Silberman zog sich notgedrungen zurück und kehrte dem Zentrum der Stadt, die niemals schläft, den Rücken: "When my nerve wore down / I was assailed by simple little sounds / Hammer clings, sirens in the park / Like I never heard New York", singt er. Silberman brauchte und suchte Stille. Für einige Monate hatte er mit Musik gar nichts mehr am Hut, behalf sich mit Yoga, Meditation und Buddhismus, las Bücher und begann erst allmählich, seine dekonstruierte Umgebung neu zusammenzufügen. "I'm disassembling piece by piece", beginnt Silberman und leitet uns durch seine verschwommene Welt: "I plug my ear, bash my face / I need some prove that you exist / That you can reach me / Can you reach me?" Ein Break. Und dann kriecht Silbermans Falsett wieder in bester Antlers-Manier tief unter die Haut.

Über sorgfältiges Rantasten fand er wieder zur Musik. Wenn Du nicht laut sein darfst und nicht still sein willst, sei leise. In flüsterndem (Sprech-)Gesang und mit der Gitarre als minimalstem aller Hilfsmittel gelang Silberman ein schmuckloser Weg der Teilhabe an akustischen Ausdrucksformen. Nur selten in der flehentlichen Dringlichkeit des Finales von "New York", vielmehr sing-wispert er in wiegenliedhaften Erzählungen. The-Antlers-Platten brauchen schon Zeit, bis man sie vermeintlich vollständig erschlossen zu haben scheint. "Impermanence" erfordert obendrein Verständnis für eine isolatorische Erfahrung, die vielen Menschen glücklicherweise verborgen bleibt, und dessen gehauchte Bewältigungsmechanismen in ein neugemeinschaftliches Jetzt.

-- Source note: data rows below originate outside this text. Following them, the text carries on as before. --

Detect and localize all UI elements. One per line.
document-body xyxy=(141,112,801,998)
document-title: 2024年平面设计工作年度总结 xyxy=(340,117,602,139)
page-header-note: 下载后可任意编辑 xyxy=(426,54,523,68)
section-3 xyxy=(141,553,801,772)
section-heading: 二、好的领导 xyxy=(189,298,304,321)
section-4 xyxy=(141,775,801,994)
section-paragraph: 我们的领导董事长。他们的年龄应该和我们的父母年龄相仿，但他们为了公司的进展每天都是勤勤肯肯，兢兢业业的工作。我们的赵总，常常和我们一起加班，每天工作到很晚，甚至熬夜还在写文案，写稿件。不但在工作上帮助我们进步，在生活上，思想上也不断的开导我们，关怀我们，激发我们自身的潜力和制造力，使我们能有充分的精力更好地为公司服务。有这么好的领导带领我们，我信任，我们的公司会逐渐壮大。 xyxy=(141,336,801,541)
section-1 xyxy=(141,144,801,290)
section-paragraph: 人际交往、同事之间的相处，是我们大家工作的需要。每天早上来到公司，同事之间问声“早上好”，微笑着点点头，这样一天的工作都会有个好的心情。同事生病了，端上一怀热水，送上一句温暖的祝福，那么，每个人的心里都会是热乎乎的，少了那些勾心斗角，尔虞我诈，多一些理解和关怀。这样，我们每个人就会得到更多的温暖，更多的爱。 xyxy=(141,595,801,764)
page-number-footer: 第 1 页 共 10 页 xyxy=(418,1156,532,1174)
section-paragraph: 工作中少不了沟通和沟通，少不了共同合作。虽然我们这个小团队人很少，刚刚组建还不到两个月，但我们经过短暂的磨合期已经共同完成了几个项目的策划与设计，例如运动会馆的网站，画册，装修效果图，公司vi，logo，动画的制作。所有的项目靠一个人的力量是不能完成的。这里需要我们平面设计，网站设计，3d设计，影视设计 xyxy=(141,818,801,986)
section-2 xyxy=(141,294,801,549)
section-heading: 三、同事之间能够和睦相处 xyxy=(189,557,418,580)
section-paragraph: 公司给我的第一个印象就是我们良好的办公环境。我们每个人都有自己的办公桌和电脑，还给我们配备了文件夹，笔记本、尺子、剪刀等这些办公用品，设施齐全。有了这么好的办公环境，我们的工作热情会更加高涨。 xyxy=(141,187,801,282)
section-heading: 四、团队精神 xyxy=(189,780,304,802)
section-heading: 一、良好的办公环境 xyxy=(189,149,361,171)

Silberman möchte kein Mitleid, auch wenn "Karuna" aus dem alt-indischen Sanskrit übersetzt so viel wie Mitgefühl oder Mitleid bedeutet. Der 30-Jährige agiert aber eher als humaner Transmitter, als jemand, der aus einer anderen Welt erzählt, in der wir identische Bilder teilen, aber nicht die gleichen Klänge. "I want you to hear what I hear / A sound that I found in a place here while you were gone / Gone beyond." Gemeinsam mit Jugendfreund Nicholas Principe alias Port St. Willow verkroch sich der eigentlich in Brooklyn wohnhafte Musiker über Wochen in einer Hütte für die wohnzimmergerechten Arrangements des ambientesken "Impermanence" und fand Geduld, Nachsehen und Milde, wo ohnehin schon kein Aggressor zu vermuten war. "No violence today." The rest is noise.

(Stephan Müller)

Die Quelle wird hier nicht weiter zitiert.